In the third article, Gałązka-Czarnecka et al. [5] studied the influence of light at different wavelengths (white light at 380–780 nm, UVA at 340 nm, blue light at 440 nm, and red light at 630 nm) and pulsed electric field (PEF) at different strength (1, 2.5 and 5 kV/cm) on the content of carotenoids (i.e., lutein, zeaxanthin, and β-carotene) in red clover sprouts. The experiment was carried out in a climatic chamber with phytotron system under seven growing conditions differing in light-emitting diode (LED) wavelengths and PEF strength applied before sowing. Lutein was found as the dominant carotenoid in germinating red clover seeds, with content varying from 743 mg/kg in sprouts grown in red light to 888 mg/kg in sprouts grown in blue light. Blue light treatment during the red clover sprouts growing had the most beneficial effect in enhancing carotenoids content up to 42% in β-carotene, 19% in lutein, and 14% in zeaxanthin. An increase of β-carotene (8.5%) and lutein (6%) amount was also obtained with white light without PEF pre-treatment; conversely zeaxanthin decreased by about 3.3%. Therefore, the authors concluded that PEF pre-treatment may increase mainly the content of β-carotene in red clover sprouts.

The presence of carotenoids in grape berries is well documented [6]; the grape variety and viticulture practices, but also climate conditions and geographic origin, can influence their qualitative and quantitative profile as well as their degradation during grape ripening from véraison to harvest [7]. The last two works, belonging to this SI, treated about effective practices for conditioning carotenoids degradation in grapes. In particular, Asproudi et al. [8] investigated the impact of bunch microclimate on the evolution of some relevant carotenoids (i.e., neoxanthin, luteinin, and β-carotene) in Nebbiolo grapes, collected from green phase up to harvest, during two consecutive seasons. Overall, higher temperature in the less vigorous and south facing vineyards led to lower amounts of carotenoids, both during ripening and at harvest. Lutein and neoxanthin contents (μg/berry) varied similarly in both seasons and achieved a maximum after veraison, especially in the cooler plots. Therefore, a variety effect on the lutein seasonal trend was hypothesized. Conversely, b-carotene content remained generally constant during ripening, with the exception of the south plots showing dissimilar evolution between the seasons. This observation allowed the authors to conclude that bunch zone temperature and light condition may affect both synthesis and degradation of grape carotenoids determining their amount and profile at harvest.

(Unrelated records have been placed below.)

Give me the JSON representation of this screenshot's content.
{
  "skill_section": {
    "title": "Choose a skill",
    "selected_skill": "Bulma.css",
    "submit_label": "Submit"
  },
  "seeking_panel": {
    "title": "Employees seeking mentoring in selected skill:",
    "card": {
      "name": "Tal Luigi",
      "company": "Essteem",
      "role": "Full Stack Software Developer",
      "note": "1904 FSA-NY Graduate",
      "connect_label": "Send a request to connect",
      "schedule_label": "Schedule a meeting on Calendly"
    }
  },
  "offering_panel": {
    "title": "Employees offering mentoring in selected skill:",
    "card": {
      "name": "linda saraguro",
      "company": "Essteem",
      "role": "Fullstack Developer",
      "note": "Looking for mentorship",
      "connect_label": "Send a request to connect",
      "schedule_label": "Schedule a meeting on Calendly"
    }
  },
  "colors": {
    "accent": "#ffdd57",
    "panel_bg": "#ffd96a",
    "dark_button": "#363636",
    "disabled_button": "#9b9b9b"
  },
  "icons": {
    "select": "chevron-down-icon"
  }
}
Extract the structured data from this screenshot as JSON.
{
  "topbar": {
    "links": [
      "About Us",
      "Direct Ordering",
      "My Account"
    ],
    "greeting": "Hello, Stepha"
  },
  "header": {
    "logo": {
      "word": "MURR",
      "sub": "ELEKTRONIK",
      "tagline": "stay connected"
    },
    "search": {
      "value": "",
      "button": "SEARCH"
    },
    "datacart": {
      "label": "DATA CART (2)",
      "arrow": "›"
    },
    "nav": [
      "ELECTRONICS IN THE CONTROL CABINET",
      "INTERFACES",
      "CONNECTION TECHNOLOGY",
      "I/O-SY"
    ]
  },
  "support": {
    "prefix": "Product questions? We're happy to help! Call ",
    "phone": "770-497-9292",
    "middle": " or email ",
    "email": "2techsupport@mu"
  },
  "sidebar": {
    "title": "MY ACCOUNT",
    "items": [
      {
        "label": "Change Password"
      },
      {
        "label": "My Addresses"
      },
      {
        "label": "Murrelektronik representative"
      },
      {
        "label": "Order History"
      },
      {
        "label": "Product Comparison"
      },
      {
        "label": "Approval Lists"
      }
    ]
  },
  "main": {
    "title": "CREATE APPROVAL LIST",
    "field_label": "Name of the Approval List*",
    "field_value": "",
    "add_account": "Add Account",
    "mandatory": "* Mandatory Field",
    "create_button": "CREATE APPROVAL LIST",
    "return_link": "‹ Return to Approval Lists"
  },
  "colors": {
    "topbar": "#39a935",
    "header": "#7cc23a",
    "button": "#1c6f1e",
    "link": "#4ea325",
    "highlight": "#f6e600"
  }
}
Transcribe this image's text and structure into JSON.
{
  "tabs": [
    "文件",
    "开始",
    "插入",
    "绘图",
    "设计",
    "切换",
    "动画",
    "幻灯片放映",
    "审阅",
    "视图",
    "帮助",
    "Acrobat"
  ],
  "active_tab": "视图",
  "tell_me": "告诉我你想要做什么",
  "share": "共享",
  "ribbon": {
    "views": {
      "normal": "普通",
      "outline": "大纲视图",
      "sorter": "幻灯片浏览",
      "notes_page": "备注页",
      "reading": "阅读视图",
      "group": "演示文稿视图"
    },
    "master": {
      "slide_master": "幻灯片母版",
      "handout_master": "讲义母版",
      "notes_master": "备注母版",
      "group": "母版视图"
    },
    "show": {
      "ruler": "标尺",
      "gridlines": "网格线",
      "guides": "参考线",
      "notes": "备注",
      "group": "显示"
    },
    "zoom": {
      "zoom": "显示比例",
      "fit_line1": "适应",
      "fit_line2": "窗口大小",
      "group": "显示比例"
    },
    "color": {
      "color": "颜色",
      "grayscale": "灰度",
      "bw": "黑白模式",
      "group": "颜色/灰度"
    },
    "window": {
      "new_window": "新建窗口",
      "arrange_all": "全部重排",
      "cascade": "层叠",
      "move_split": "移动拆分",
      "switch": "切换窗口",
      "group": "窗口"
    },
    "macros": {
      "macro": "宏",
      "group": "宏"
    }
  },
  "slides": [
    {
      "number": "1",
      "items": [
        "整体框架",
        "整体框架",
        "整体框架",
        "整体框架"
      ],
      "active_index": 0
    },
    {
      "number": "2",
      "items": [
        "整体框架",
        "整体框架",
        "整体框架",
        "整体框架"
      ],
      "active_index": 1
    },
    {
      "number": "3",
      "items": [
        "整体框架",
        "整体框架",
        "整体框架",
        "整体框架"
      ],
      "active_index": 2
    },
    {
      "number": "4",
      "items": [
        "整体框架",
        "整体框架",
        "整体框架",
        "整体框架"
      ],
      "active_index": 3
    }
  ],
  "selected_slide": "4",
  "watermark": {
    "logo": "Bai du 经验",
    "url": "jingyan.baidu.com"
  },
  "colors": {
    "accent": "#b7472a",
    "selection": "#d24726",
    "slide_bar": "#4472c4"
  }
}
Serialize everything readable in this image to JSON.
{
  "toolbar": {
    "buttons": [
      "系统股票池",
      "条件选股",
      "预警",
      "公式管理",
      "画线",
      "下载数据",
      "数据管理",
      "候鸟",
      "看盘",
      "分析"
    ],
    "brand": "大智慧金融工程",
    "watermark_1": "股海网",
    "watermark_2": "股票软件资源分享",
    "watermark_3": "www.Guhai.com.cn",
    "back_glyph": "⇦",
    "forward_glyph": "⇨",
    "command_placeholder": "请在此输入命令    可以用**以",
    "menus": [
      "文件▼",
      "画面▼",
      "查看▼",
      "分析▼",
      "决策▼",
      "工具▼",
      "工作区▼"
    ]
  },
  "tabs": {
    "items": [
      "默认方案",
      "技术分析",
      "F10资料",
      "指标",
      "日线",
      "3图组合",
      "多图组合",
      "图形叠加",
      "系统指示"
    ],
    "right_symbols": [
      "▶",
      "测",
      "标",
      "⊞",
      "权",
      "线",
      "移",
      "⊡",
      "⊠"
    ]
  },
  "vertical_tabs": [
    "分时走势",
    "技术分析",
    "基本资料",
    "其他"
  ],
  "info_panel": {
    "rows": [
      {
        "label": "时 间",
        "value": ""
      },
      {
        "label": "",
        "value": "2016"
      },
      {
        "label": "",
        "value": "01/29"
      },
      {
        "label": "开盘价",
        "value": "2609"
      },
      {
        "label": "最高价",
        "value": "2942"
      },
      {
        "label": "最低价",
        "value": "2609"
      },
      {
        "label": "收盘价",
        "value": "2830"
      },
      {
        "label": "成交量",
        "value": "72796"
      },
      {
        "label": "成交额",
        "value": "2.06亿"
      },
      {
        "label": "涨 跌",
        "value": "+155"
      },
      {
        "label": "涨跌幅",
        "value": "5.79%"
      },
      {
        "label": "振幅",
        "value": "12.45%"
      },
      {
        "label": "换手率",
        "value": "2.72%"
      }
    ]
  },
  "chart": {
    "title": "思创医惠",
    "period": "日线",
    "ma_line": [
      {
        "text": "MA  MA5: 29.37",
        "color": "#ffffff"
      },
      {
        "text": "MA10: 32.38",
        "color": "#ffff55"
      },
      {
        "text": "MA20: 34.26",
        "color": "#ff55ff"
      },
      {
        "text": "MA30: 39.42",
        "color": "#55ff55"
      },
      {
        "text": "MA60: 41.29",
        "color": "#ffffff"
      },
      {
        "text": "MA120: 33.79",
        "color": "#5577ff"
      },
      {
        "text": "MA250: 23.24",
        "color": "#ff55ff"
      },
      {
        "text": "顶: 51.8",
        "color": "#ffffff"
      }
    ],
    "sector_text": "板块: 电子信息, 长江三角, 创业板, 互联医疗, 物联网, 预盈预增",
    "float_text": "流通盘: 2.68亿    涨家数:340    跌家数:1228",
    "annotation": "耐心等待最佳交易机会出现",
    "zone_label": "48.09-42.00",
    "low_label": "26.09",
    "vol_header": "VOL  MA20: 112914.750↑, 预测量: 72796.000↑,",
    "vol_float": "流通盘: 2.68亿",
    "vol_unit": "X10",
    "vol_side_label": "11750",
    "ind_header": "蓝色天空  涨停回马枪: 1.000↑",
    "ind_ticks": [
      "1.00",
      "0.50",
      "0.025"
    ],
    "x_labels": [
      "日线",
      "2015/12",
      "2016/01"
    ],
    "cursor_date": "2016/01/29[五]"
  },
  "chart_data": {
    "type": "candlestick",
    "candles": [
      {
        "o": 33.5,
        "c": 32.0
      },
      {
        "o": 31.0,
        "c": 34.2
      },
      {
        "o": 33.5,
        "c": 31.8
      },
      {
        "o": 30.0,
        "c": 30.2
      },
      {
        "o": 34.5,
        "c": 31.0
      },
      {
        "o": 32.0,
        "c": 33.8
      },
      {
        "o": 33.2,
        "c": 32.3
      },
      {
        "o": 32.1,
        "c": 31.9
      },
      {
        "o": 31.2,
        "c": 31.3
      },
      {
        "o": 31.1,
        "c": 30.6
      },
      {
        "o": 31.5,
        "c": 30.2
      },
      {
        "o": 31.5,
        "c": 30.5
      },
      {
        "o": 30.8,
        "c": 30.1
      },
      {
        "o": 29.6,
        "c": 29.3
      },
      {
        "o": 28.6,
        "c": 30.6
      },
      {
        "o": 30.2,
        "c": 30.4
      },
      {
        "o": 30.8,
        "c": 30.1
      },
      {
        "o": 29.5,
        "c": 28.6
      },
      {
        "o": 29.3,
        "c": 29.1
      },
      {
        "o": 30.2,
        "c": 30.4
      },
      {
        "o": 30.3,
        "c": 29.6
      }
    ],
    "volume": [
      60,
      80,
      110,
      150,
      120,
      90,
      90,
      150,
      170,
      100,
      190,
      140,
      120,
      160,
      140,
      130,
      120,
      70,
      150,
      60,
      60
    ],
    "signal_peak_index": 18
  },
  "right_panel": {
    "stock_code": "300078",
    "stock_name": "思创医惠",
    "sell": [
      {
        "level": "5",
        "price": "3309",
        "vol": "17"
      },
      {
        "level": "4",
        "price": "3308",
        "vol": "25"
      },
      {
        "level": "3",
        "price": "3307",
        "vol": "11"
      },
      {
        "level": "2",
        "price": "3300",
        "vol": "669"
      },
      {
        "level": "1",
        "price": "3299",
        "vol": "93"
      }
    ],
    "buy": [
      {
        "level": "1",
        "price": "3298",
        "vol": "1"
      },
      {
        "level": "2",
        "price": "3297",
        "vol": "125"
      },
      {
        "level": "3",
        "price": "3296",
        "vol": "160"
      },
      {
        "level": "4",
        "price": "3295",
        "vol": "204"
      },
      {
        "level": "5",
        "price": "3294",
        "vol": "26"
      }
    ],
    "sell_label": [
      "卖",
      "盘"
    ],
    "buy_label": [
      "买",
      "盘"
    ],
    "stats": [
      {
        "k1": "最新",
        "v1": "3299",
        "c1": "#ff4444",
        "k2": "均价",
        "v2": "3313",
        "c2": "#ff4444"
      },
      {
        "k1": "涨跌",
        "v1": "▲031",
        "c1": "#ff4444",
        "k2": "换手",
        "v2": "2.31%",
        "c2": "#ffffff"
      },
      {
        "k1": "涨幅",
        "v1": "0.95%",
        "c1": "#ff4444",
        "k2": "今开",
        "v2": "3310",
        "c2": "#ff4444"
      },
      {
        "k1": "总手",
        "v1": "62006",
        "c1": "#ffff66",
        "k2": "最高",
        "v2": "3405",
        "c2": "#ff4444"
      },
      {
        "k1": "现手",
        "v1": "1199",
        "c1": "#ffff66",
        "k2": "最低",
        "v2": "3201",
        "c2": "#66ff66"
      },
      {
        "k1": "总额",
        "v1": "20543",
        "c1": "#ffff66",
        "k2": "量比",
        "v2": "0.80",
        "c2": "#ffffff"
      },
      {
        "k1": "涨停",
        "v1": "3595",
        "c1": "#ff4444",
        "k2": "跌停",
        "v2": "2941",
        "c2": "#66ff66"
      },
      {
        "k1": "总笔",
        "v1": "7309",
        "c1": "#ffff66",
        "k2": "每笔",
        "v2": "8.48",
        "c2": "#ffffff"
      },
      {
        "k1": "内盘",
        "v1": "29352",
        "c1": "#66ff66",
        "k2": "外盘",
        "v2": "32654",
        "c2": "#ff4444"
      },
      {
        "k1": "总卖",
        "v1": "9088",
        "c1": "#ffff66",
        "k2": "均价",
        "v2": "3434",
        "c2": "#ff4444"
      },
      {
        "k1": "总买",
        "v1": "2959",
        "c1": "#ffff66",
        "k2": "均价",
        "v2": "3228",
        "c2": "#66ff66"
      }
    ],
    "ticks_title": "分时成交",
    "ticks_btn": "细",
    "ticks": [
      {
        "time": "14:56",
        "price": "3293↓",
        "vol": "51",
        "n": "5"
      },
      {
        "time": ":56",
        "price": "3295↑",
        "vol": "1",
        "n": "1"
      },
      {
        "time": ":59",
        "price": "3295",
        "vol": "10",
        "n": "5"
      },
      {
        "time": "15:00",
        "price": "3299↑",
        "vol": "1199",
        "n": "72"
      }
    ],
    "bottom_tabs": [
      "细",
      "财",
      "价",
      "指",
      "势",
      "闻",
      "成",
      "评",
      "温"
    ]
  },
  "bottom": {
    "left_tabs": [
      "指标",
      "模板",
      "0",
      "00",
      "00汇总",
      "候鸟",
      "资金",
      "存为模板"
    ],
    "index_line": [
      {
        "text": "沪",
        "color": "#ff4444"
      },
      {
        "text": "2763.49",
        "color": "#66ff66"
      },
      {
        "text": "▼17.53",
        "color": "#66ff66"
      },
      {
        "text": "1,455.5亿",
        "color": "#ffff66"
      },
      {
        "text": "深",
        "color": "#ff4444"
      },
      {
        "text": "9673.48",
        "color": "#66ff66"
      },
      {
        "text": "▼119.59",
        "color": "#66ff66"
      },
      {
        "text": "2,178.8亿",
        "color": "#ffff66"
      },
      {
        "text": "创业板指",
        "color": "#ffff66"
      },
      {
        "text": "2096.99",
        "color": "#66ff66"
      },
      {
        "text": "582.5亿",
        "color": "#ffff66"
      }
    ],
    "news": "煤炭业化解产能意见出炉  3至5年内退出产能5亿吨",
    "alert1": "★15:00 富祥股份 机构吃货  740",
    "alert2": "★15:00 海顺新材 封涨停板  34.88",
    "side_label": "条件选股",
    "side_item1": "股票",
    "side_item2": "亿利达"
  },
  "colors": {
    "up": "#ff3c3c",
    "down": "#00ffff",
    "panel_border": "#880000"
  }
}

Crupi et al. [9] aimed to study the effect of the foliar application of yeast extracts (YE) to Negro Amaro and Primitivo grapevines on the carotenoid content during grape ripening and the difference between the resulting véraison and maturity (ΔC). The results showed that β-carotene and (allE)-lutein were the most abundant carotenoids in all samples, ranging from 60% to 70% of total compounds. Their levels, as well as those of violaxanthin, (9-Z)-neoxanthin, and 5,6-epoxylutein, decreased during ripening. This was especially observed in treated grapes, with ΔC values from 2.6 to 4.2-fold higher than in untreated grapes. Thereby, the YE treatment has proved to be effective in improving the C₁₃-norisoprenoid aroma potentiality of Negro Amaro and Primitivo, which are fundamental cultivars in the context of Italian wine production.